Barrier-free environments and eco-design – a chat with Mr. Niranjan Khatri, General Manager of WelcomEnviron Initiatives, sheds more light onto one more pioneering activity by the hotel chain.
ITC hotels has been at the forefront of not only employing people with disabilities, but also taking concrete steps to create barrier-free spaces for them to function. The chain believes that just employing people with disabilities is not enough. In order to enable them to work efficiently, the infrastructure also needs to be user friendly, so that they are able to access any infrastructure without, or with minimal assistance. Just as workplace solutions (such as assistive software) are used to make life easier for disabled employees, a barrier-free work environment is also an essential component for the same.

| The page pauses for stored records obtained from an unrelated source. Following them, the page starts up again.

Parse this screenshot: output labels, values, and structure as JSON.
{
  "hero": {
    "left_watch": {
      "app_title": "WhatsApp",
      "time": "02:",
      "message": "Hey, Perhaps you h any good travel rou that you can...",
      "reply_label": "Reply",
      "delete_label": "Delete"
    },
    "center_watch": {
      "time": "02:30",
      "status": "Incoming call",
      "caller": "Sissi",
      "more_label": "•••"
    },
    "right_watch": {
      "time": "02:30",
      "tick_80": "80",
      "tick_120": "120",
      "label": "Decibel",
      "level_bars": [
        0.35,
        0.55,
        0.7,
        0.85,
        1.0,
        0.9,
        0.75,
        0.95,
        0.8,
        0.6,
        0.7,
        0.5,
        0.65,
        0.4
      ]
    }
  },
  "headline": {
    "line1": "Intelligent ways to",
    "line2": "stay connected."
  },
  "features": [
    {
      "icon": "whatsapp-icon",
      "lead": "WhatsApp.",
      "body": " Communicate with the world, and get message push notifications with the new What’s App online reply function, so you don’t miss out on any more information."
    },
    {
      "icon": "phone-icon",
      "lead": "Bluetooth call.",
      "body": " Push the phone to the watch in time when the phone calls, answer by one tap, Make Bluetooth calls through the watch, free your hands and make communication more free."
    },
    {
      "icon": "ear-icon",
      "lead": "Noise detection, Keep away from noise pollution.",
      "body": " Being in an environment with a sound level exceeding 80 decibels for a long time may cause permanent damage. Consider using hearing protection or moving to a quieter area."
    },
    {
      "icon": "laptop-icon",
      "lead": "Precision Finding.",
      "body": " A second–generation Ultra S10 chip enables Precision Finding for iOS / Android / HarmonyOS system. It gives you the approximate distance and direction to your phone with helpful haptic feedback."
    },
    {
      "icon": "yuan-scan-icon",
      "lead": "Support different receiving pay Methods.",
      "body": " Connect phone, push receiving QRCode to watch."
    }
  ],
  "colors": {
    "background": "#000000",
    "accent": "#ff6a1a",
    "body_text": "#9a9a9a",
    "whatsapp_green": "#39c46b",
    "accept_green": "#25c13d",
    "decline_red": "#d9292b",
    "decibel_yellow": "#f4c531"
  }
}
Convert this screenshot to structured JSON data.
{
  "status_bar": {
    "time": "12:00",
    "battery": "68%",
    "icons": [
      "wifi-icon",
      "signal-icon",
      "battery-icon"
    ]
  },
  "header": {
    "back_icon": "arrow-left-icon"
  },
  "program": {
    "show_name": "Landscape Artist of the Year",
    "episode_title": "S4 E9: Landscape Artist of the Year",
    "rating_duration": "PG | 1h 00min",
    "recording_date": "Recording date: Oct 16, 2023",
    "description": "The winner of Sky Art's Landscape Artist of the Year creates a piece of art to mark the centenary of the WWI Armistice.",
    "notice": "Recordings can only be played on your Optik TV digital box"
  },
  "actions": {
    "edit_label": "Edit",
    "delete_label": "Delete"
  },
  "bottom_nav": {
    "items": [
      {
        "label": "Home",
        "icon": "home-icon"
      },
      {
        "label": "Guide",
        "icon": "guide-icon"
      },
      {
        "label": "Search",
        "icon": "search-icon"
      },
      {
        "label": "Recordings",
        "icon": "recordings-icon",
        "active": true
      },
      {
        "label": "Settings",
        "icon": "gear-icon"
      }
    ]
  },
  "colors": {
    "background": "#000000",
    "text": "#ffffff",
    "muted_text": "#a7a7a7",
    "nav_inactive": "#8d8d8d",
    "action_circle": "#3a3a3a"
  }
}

About 6 years ago, ITC hotels conducted an access audit across all it’s properties. Mr Khatri says “At the time we realized that old hotels could only become barrier-free to the extent of 85%. What of the other 15%? This made us realize that we need to incorporate the notion of barrier-free from the design stage itself.” Since that time, the group decided that all future hotels would be barrier-free and adhere to the principles of eco-design. Mr. Khatri explained to me the concept of eco-design, which according to him is the art of integrating environmental sustainability in any product or building.
The hotel chain seeks to spread the good word around and to this end they prepared an excellent booklet on universal design, in partnership with AccessAbility. I was surprised to know that the size of the disability tourism market is $75 billion per annum in the West. India is unable to tap into this segment due to poor infrastructure. Universal design buildings need to be the order of the day, and not exceptions to the rule.
The company has also put the principle of eco-design into practice, through the ITC Green Center in Gurgaon, which is the world’s largest 0% water discharge building with a floor space of 170,000 square feet. The building has been planned to allow optimum usage of natural light and air. For example, the central atrium allows a lot of natural light to enter the building so one is not subjected to glaring white light which are a standard feature of all corporate offices even during the daytime. Similarly, ITC has taken enormous steps to conserve and recycle water throughout the building – be it through recycling 100% of their water, installing waterless urinals, planting local plants which require very little water or by comprehensive rainwater harvesting.
Integrating all systems and creating a holistic environment to make scarce resources go as far as they possibly can – other corporates have a lot to learn from ITC.